Het hoger beroep heeft betrekking op de vraag of de bezwaarschriften van belanghebbende terecht niet-ontvankelijk zijn verklaard. Alsmede  of het hoger beroep betrekking heeft op de vergrijpboetes.

De verklaring van de inspecteur inhoudende dat de bezwaarschriften pas na de termijn zijn ontvangen, maakt volgens het Hof dat belanghebbende nader bewijs dient te leveren dat de bezwaarschriften zijn ingediend binnen de termijn. Belanghebbende heeft hiertoe kopieën van bezwaarschriften en verklaringen van onder meer diverse medewerkers overlegd. Volgens het Hof heeft belanghebbende daarmee niet aannemelijk gemaakt dat de bezwaarschriften tijdig zijn ingediend. Het Hof komt voorts tot de conclusie dat geen sprake is van een verschoonbare termijnoverschrijding. Het bezwaar tegen de naheffingsaanslagen is dus terecht niet-ontvankelijk verklaard door de inspecteur.

Op grond van jurisprudentie geldt voor bezwaarschriften die vóór 1 augustus 2019 zijn ingediend dat de ontvankelijkheid van het bezwaar tegen de naheffingsaanslag en de ontvankelijkheid van het bezwaar tegen de boetebeschikking afzonderlijk dienen te worden beoordeeld. Tot 1 augustus 2019 gold voor de inspecteur een zware bewijslast ten aanzien van de termijnoverschrijding.

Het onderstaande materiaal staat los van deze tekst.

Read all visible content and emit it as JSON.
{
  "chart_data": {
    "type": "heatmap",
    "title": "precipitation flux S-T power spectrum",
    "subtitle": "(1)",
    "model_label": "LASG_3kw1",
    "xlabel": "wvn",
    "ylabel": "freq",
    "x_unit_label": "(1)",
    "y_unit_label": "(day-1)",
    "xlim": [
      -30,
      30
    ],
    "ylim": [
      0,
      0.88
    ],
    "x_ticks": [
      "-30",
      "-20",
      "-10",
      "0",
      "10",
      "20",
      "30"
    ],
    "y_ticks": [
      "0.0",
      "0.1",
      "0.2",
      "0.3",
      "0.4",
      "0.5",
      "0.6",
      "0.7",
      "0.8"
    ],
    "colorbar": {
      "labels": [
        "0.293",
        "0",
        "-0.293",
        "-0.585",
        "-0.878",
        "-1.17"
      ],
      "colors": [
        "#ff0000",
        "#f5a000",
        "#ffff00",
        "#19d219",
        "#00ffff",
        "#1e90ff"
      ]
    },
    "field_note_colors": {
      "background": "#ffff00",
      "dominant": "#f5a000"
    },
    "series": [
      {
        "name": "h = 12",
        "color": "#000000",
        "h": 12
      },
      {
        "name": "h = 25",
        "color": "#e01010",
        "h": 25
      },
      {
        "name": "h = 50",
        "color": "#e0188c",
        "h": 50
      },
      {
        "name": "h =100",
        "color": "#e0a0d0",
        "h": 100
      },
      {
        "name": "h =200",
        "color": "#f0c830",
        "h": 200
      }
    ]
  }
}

Het Hof stelt in dit verband vast dat niet in geschil is dat de aanslagen waarbij de vergrijpboetes zijn opgelegd op of rond 29 maart 2014 aan belanghebbende bekend zijn gemaakt. De bezwaartermijn tegen de vergrijpboetes is dan geëindigd op maandag 12 mei 2014. Tegenover de stelling van belanghebbende dat de overschrijding van de bezwaartermijn niet aan haar maar aan Post NL is te wijten, heeft de inspecteur ingebracht dat hij de indiening van de bezwaarschriften op 8 april 2014 betwist en dat hij niet eerder dan op 16 mei 2014 de bezwaarschriften heeft ontvangen.

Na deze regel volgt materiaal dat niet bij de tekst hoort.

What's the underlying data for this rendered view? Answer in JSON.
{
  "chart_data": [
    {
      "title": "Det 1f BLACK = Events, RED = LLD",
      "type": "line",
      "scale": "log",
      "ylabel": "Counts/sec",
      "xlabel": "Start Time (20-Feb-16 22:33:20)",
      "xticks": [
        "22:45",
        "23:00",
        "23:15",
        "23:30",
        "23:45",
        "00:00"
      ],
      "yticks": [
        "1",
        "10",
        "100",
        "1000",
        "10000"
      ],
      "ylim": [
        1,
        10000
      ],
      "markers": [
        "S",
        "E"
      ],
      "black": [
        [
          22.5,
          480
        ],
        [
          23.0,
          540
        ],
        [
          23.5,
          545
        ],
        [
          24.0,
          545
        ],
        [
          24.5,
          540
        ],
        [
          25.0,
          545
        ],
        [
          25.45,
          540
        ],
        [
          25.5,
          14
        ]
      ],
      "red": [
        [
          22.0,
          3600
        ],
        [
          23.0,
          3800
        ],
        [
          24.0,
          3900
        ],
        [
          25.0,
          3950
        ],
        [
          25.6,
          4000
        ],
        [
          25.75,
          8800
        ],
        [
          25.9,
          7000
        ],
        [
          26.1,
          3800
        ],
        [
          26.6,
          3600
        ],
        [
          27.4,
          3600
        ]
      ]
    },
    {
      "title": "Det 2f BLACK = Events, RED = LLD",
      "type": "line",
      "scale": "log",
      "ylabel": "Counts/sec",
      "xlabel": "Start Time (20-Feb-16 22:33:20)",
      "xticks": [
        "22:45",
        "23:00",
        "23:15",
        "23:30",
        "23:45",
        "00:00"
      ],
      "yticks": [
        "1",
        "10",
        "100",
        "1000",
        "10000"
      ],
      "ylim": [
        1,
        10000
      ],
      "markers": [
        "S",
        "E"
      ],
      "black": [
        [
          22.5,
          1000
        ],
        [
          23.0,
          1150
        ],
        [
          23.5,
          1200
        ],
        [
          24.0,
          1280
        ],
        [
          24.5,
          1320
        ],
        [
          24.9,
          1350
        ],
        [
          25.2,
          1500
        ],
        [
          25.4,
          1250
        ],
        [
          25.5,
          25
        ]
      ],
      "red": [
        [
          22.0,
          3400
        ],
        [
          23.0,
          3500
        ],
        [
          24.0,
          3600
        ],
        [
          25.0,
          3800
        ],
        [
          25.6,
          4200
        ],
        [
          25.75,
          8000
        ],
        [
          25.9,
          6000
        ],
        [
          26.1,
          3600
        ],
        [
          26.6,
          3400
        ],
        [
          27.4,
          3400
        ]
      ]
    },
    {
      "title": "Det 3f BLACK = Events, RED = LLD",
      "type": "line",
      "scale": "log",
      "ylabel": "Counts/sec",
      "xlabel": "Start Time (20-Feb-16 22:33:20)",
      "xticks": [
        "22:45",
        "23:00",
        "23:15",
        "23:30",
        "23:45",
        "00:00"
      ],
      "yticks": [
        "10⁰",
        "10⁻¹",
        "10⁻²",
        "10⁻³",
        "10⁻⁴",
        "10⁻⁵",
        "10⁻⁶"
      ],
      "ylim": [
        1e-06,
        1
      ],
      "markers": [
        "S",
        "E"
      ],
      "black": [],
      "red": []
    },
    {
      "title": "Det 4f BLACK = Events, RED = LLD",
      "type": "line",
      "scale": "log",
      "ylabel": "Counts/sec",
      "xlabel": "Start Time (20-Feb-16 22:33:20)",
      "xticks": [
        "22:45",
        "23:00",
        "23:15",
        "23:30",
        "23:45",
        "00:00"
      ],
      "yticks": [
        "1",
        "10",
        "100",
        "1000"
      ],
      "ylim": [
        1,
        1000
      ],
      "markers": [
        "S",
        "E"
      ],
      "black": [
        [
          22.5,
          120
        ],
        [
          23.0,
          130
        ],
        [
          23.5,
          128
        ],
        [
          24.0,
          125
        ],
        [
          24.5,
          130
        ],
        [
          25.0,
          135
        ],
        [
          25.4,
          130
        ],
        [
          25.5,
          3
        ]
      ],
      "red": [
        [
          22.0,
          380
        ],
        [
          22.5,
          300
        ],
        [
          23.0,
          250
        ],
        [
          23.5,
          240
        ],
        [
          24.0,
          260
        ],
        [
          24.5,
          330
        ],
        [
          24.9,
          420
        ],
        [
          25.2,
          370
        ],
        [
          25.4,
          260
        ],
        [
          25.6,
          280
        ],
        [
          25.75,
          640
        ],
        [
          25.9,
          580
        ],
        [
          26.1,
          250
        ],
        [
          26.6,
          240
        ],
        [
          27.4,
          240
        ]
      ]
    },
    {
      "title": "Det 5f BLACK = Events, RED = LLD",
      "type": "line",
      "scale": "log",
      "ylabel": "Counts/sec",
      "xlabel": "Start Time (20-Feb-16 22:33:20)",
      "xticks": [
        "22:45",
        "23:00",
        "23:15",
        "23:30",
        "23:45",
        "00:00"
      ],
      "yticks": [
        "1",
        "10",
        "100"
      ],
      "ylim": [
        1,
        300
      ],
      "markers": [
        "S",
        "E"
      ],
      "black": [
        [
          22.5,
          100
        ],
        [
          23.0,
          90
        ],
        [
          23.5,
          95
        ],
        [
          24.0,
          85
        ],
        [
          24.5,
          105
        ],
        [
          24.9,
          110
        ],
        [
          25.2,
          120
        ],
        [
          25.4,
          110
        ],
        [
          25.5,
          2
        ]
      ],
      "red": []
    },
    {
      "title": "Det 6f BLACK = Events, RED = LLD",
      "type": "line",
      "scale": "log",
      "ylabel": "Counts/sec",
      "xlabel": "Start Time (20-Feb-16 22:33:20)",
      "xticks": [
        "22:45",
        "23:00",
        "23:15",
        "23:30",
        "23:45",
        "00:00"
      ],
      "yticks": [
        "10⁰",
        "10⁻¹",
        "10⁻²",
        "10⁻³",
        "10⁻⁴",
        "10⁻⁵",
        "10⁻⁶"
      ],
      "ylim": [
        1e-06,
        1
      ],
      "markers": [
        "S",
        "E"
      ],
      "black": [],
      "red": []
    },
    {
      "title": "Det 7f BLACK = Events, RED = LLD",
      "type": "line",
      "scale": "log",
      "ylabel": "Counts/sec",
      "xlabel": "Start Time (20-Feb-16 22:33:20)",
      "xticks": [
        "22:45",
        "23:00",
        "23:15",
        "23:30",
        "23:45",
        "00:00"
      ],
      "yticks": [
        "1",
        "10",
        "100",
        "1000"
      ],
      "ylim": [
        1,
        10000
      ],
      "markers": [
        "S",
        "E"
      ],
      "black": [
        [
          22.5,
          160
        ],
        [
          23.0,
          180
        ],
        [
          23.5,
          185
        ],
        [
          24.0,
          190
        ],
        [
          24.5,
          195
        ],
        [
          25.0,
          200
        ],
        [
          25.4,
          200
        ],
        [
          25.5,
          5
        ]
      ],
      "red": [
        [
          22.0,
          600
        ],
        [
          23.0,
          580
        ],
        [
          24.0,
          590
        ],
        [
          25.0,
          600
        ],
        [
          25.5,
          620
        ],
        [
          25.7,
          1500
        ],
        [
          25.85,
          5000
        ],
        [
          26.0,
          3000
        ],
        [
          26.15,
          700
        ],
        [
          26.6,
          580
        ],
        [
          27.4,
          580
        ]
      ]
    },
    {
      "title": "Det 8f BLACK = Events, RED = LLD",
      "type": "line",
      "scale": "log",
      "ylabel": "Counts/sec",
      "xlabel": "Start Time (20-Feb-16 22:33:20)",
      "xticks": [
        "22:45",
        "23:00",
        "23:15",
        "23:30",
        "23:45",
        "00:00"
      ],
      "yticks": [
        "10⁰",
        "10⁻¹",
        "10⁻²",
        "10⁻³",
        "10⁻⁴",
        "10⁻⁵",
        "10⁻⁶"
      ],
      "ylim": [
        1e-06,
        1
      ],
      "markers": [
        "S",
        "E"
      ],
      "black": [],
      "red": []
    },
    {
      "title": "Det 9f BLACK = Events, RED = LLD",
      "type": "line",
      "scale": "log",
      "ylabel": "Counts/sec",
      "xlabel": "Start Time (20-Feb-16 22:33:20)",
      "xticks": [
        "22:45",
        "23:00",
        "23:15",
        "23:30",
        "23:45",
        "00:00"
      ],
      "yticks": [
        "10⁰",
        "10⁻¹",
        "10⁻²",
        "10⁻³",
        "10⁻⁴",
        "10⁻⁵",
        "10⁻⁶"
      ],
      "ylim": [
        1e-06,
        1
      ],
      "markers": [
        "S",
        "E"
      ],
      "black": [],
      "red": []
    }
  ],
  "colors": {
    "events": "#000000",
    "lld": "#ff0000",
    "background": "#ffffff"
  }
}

De inspecteur heeft ingebracht dat de kans gering is dat in het onderhavige geval niet aan belanghebbende toe te rekenen omstandigheden hebben geleid tot overschrijding van de bezwaartermijn. Hiermee is de onjuistheid van de stelling van belanghebbende, dat de termijnoverschrijding aan Post NL is te wijten, door de inspecteur niet bewezen. Daarom moeten de bezwaarschriften van belanghebbende tegen de vergrijpboetes ontvankelijk worden verklaard. Naar het oordeel van het Hof moeten de zaken worden terugverwezen naar de inspecteur om opnieuw uitspraak te doen op de bezwaarschriften tegen de vergrijpboetes.